The startup operates two integrated digital platforms – CropChain and LendIt, to help address challenges related to smallholder farmers’ access to markets and financial services. Farmers use the platform to advertise their products, while large buyers of selected grains use it to make purchases or enter into long-term purchase contracts with AgroCenta. LendIt enables smallholder farmers to access financial services, such as m-payments, microloans, crop insurance, and pensions from partner financial institutions.
Agrimatic (Cairo, Egypt)
With a booming world population, limited arable land, the ripple effects of climate change and lagging agricultural development, food insecurity is now more of a threat to human existence than ever. The need for an alternative approach to the traditional model of food culture is urgent.
Agrimatic is an aquaponics farming company founded by Mohammed El Naggar in 2014. The company focuses on providing clean agricultural products by growing fish and plants together in a closed system that mimics nature, where plants come together. feed on processed fish waste. Agrimatic raises various species of fish and cultivates a variety of leafy products like lettuce, basil and arugula. The company hopes to shape a world without hunger through higher productivity and landless technology to ensure food security and sustainability.
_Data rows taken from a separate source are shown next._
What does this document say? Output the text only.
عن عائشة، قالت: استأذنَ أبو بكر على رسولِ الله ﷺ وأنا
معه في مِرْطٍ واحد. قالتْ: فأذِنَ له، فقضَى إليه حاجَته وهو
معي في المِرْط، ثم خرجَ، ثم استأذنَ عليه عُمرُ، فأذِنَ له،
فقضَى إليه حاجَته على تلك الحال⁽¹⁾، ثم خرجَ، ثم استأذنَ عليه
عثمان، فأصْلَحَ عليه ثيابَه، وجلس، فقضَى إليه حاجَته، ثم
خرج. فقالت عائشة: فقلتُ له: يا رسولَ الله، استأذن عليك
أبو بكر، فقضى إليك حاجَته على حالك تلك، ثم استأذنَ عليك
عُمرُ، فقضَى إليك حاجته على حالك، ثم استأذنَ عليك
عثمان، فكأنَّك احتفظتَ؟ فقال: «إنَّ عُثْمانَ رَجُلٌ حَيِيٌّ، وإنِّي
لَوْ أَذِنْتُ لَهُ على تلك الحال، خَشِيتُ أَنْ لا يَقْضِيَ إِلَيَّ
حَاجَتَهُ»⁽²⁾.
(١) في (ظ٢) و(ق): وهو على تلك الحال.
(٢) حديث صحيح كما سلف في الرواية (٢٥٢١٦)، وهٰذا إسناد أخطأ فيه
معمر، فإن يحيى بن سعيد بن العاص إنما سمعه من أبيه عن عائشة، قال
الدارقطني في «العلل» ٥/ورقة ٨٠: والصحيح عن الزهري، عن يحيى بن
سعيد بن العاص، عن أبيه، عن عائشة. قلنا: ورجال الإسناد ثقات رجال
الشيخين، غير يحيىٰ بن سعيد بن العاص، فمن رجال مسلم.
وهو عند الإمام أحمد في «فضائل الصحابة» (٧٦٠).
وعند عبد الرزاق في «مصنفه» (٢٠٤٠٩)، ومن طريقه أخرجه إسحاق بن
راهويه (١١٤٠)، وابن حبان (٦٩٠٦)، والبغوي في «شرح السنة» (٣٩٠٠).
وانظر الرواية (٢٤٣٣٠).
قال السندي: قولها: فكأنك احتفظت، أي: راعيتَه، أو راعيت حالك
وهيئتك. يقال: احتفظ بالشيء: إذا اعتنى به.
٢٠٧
Browse (Akwa Ibom, Nigeria)
Founded by Ikenna Nzewi and Uzoma Ayogu in 2017, Releaf focuses on developing the Nigerian and African food system using technology. At various times, the company has piloted technologies for trade finance, corporate finance, and liaison between buyers and sellers of commodities.
Its current economic model is centered on the oil palm industry. The startup buys nuts from farmers, breaks them with its proprietary technology called Kraken, and sells them to major food processors. Kraken technology is modeled to run at 100 tons per day, which is 200 times faster than a small farmer with a stone.
Releaf’s mandate is to set up factories close to small farmers. This reduces logistics costs and post-harvest losses while increasing processing yields and farmers’ finances.
Agrixtech (Yaoundé, Cameroon)
In 2018, Adamou Nchange Kouotou created Agrixtech to fight against pests and crop diseases that hamper agricultural productivity. With the Agrixtech app, farmers have the technical know-how to help them adopt a better crop disease management strategy on their farms. The app uses text and voice recognition technology in several local languages to reach low-literate farmers. The app also helps farmers throughout the crop production cycle with tips and task reminders.
ColdHubs (Owerri, Nigeria)
Many small farmers growing fresh produce in Africa cannot access electricity or afford cooling technology. This causes them to experience increased post-harvest losses. In 2015, Nnaemeka Ikegwuonu created ColdHubs to help these farmers prevent post-harvest losses.
ColdHubs is a solar-powered walk-in cold room for smallholder farmers in farm clusters and outdoor markets to store and keep fresh produce 24 hours a day, seven days a week, extending their shelf life from two days to more than 21 days. The solar panels at each hub are linked to a battery storage system, allowing the chillers to operate off-grid all day.
ColdHubs is available in 38 locations across 22 states in Nigeria and will soon be expanding its technology and services to East Africa, Southern Africa, and select West and Francophone African countries.